Impact of Nvidia’s Second-Quarter Results on Tech Stocks in Asia

Impact of Nvidia’s Second-Quarter Results on Tech Stocks in Asia

The tech and chip-related stocks in Asia took a hit on Thursday following the release of U.S. chip darling Nvidia’s second-quarter results. This decline was part of a broader trend in the region’s key markets, with losses most noticeable in companies directly connected to the U.S. tech giant. South Korean chipmakers SK Hynix and Samsung Electronics were among the hardest hit by Nvidia’s performance. SK Hynix, which produces high bandwidth memory chips for Nvidia, experienced a significant drop in shares, falling as much as 6.74%. Similarly, Samsung Electronics, the highest weighted stock on South Korea’s Kospi index, saw its shares plummet by as much as 3.8%.

Other companies with direct ties to Nvidia, such as Taiwan Semiconductor Manufacturing Company and Hon Hai Precision Industry (Foxconn), also saw losses following Nvidia’s earnings report. Taiwan Semiconductor Manufacturing Company and Foxconn witnessed declines of up to 2.8% and 2.96%, respectively. The impact was not limited to South Korea, as Japanese semiconductor-related stocks like Renesas, Advantest, and Tokyo Electron fell by as much as 3.2%, 3.6%, and 3.49%, respectively. Even Chinese chipmakers listed in Hong Kong were affected, despite not being directly linked to Nvidia.

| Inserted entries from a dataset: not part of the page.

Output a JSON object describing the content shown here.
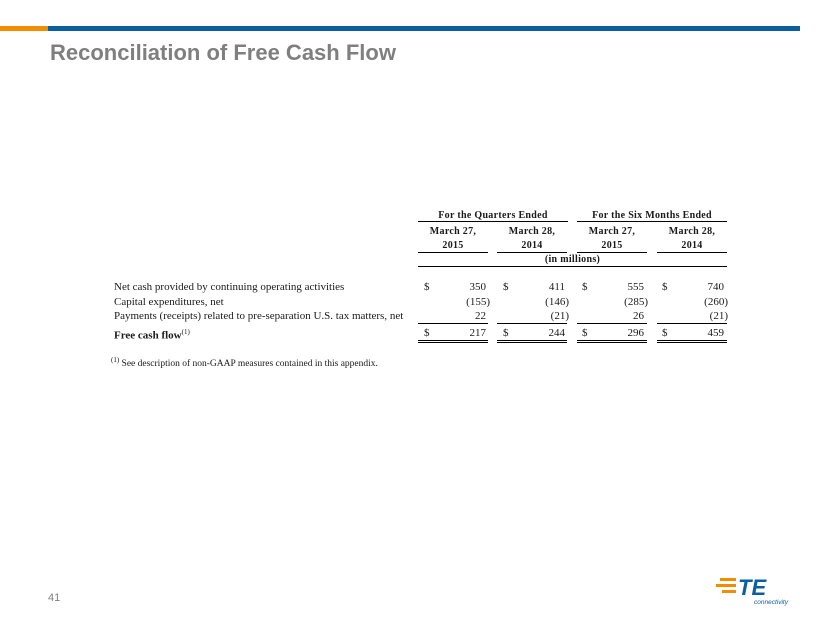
{
  "colors": {
    "accent": "#f28c00",
    "brand_blue": "#0a5fa0",
    "title_gray": "#7f7f7f"
  },
  "slide": {
    "title": "Reconciliation of Free Cash Flow",
    "page_number": "41"
  },
  "table": {
    "group_headers": [
      "For the Quarters Ended",
      "For the Six Months Ended"
    ],
    "columns": [
      {
        "line1": "March 27,",
        "line2": "2015"
      },
      {
        "line1": "March 28,",
        "line2": "2014"
      },
      {
        "line1": "March 27,",
        "line2": "2015"
      },
      {
        "line1": "March 28,",
        "line2": "2014"
      }
    ],
    "units": "(in millions)",
    "rows": [
      {
        "label": "Net cash provided by continuing operating activities",
        "cells": [
          {
            "d": "$",
            "v": "350"
          },
          {
            "d": "$",
            "v": "411"
          },
          {
            "d": "$",
            "v": "555"
          },
          {
            "d": "$",
            "v": "740"
          }
        ]
      },
      {
        "label": "Capital expenditures, net",
        "cells": [
          {
            "d": "",
            "v": "(155)"
          },
          {
            "d": "",
            "v": "(146)"
          },
          {
            "d": "",
            "v": "(285)"
          },
          {
            "d": "",
            "v": "(260)"
          }
        ]
      },
      {
        "label": "Payments (receipts) related to pre-separation U.S. tax matters, net",
        "cells": [
          {
            "d": "",
            "v": "22"
          },
          {
            "d": "",
            "v": "(21)"
          },
          {
            "d": "",
            "v": "26"
          },
          {
            "d": "",
            "v": "(21)"
          }
        ]
      },
      {
        "label": "Free cash flow",
        "label_sup": "(1)",
        "cells": [
          {
            "d": "$",
            "v": "217"
          },
          {
            "d": "$",
            "v": "244"
          },
          {
            "d": "$",
            "v": "296"
          },
          {
            "d": "$",
            "v": "459"
          }
        ]
      }
    ]
  },
  "footnote": {
    "marker": "(1)",
    "text": " See description of non-GAAP measures contained in this appendix."
  },
  "logo": {
    "mark": "TE",
    "tagline": "connectivity"
  }
}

SMIC, partially state-owned, experienced a 1.4% loss, while Hua Hong Semiconductor fell by 1.66%.

Although Nvidia beat analysts’ expectations for quarterly revenue and earnings per share, the market reacted negatively. The decline in shares was driven by concerns that the company might not sustain the explosive growth seen in previous quarters. Luke Rahbari, CEO of Equity Armor Investments, noted the market sentiment by stating, “For so many quarters, Nvidia had blown out expectations of analysts … People [are] maybe thinking the runaway train is slowing down a little bit.” Despite this, Rahbari expressed confidence in Nvidia’s dominant position in the industry. Nvidia’s gross margin slipped to 75.1% from 78.4% in the prior period, with an annual forecast below analysts’ estimates.

Mark Lushcini, chief investment strategist at Janney Montgomery Scott, described the decline in Nvidia’s shares as a “rounding error” given the company’s significant rise throughout the year. He acknowledged the company’s fast growth but also highlighted a slowing pace over the past four quarters. Even with the decline in shares, Nvidia’s year-to-date performance showed a remarkable 150% increase, reflecting the market’s recognition of the company’s potential.

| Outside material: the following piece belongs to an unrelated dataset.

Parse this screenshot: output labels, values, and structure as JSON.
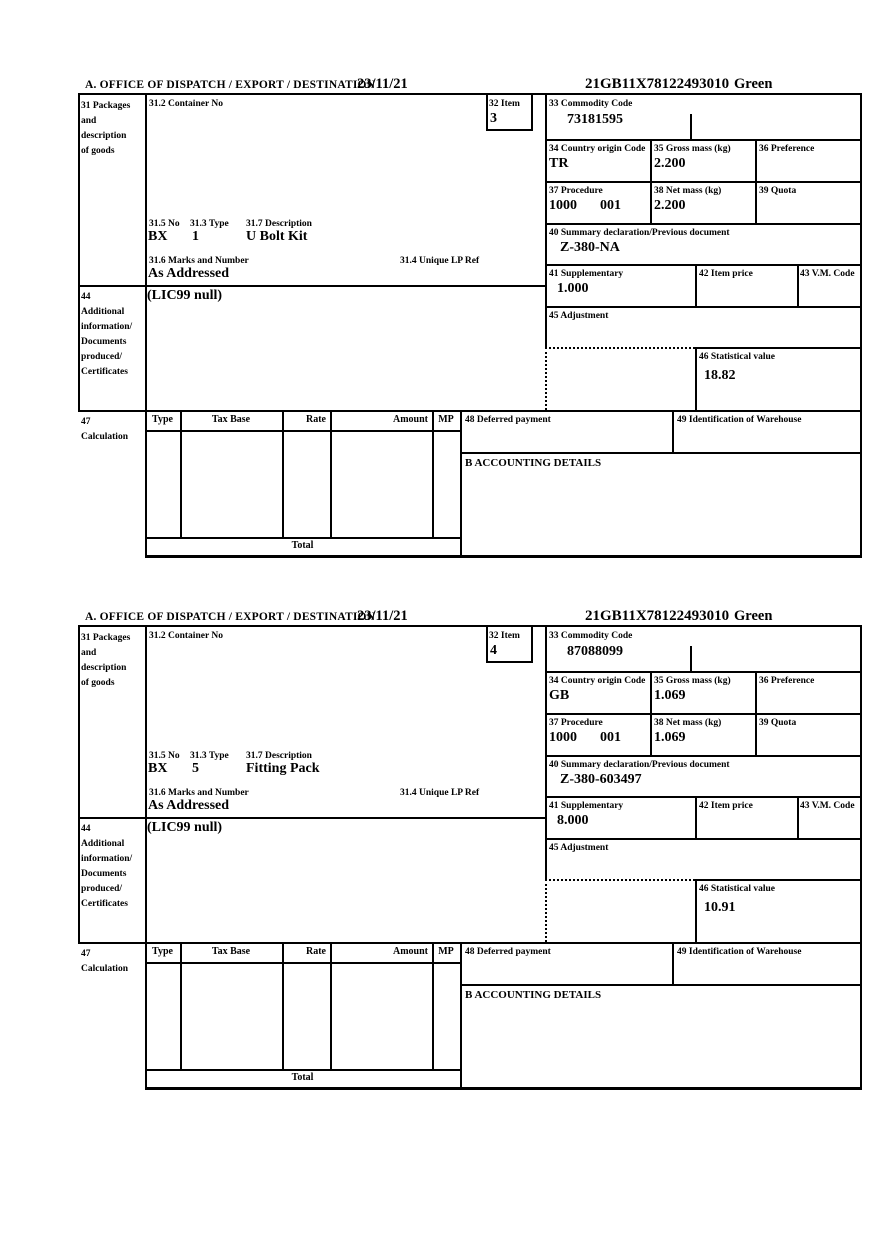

Nvidia’s second-quarter results had a profound impact on tech and chip-related stocks in Asia. While the market responded negatively to the report, industry experts remain optimistic about Nvidia’s future prospects. The company’s dominant position in the industry, coupled with its strong performance in previous quarters, provides a solid foundation for potential growth and innovation. Investors will continue to monitor Nvidia’s developments closely as it navigates through challenges and opportunities in the ever-evolving tech landscape.